Plus de 700.000 réfugiés ukrainiens, essentiellement des femmes et des enfants, vivent actuellement en Allemagne. La recherche d’un emploi est pour beaucoup la première préoccupation.
De nombreuses femmes déplacées par la guerre en Ukraine vivent aujourd’hui seules ou avec leurs enfants en Allemagne, les hommes de 18 à 60 ans ayant l’obligation de rester en Ukraine pour lutter contre l’armée russe. (...)
Si les autorités allemandes tentent de simplifier et d’accélérer le processus d’intégration, trouver du travail reste une mission délicate, notamment à cause de la barrière de la langue.
Dans un récent reportage pour le magazine économique "Made in Germany" de la Deutsche Welle, des Ukrainiennes racontent comment elles ont réussi à intégrer le marché du travail allemand. (...)
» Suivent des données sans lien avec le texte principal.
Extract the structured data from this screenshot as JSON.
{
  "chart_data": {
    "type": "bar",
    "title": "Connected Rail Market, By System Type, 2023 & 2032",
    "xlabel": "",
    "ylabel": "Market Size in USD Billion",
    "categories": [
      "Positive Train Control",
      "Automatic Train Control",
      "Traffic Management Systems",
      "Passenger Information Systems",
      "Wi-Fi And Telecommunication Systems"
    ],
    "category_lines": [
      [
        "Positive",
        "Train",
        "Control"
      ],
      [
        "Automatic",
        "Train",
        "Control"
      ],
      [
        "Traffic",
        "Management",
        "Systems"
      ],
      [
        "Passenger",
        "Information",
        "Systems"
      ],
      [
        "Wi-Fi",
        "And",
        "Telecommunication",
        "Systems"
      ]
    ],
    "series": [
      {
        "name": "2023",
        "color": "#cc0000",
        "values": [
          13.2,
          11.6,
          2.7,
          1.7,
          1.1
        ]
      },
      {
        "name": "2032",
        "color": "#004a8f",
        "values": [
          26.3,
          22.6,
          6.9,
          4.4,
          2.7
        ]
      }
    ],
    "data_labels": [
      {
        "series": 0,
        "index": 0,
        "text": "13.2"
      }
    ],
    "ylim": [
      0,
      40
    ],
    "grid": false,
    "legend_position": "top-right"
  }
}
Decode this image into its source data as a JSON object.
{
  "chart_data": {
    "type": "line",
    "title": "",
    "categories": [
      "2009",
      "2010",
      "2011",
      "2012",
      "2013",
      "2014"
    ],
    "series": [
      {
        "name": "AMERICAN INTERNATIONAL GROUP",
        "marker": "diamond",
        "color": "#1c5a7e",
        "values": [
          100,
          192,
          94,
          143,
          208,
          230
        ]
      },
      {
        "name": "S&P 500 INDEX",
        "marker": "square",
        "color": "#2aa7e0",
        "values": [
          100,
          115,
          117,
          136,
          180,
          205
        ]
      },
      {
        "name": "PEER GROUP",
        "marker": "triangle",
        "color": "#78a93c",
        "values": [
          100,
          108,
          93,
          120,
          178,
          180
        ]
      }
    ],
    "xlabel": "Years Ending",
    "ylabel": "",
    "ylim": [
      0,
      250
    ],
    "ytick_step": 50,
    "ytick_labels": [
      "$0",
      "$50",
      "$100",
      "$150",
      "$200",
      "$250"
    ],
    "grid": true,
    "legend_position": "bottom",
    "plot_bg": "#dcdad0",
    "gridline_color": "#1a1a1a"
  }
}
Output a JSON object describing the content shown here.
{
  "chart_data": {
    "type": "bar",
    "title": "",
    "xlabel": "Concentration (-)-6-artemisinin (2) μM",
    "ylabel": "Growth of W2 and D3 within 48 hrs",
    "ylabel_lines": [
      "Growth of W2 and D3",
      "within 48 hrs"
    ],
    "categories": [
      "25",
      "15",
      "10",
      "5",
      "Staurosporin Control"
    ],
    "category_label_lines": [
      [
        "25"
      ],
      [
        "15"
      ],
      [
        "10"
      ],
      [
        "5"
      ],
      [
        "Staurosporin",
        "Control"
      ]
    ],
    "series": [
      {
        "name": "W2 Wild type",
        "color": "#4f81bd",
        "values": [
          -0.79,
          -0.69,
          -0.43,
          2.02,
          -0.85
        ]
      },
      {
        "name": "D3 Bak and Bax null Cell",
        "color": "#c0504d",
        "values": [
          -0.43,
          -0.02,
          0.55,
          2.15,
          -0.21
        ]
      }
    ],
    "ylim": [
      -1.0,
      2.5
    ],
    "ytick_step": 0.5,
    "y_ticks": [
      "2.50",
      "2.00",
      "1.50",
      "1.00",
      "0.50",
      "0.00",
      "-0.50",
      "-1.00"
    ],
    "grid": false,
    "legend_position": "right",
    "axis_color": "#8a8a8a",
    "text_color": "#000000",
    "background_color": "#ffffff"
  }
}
L’Allemagne connaît actuellement une forte pénurie de main-d’œuvre, avec près de 1,7 millions de postes vacants fin 2021, essentiellement dans les petites entreprises.
La demande de main-d’œuvre qualifiée, notamment dans les secteurs de l’informatique et de la santé, place les réfugiés ukrainiens dans un situation plutôt favorable pour espérer trouver du travail.
Comme le précise toutefois le site de Job Aid, il reste de nombreux obstacles à surmonter, même pour le personnel qualifié. Au-delà des restrictions légales et la reconnaissance des qualifications, la barrière de la langue pose encore de grandes difficultés, explique Masha. (...)
La plateforme Job Aid existe depuis près de deux mois et a permis de pourvoir plus de 5 000 emplois à travers l’Europe.
Marcus Diekmann est l’un des initiateurs du projet. L’idée du site est venue dès le début de la guerre et a été concrétisée en à peine cinq jours.
"Le plus grand défi est que ce sont des hommes et des femmes très instruits qui viennent nous voir, et nous devons leur trouver le bon emploi en fonction de leur formation", explique Marcus Diekmann. (...)
Pour de nombreux réfugiés ayant réussi à trouver un emploi en Allemagne, le travail représente bien plus qu’une simple source de revenus. "Cela aide à comprendre que la vie continue", dit Olga. "Nous sommes certes face à un énorme problème. On souffre mais nous devons continuer à vivre. Nous devons garder l’espoir qu’un jour cette situation sera terminée. C’est important."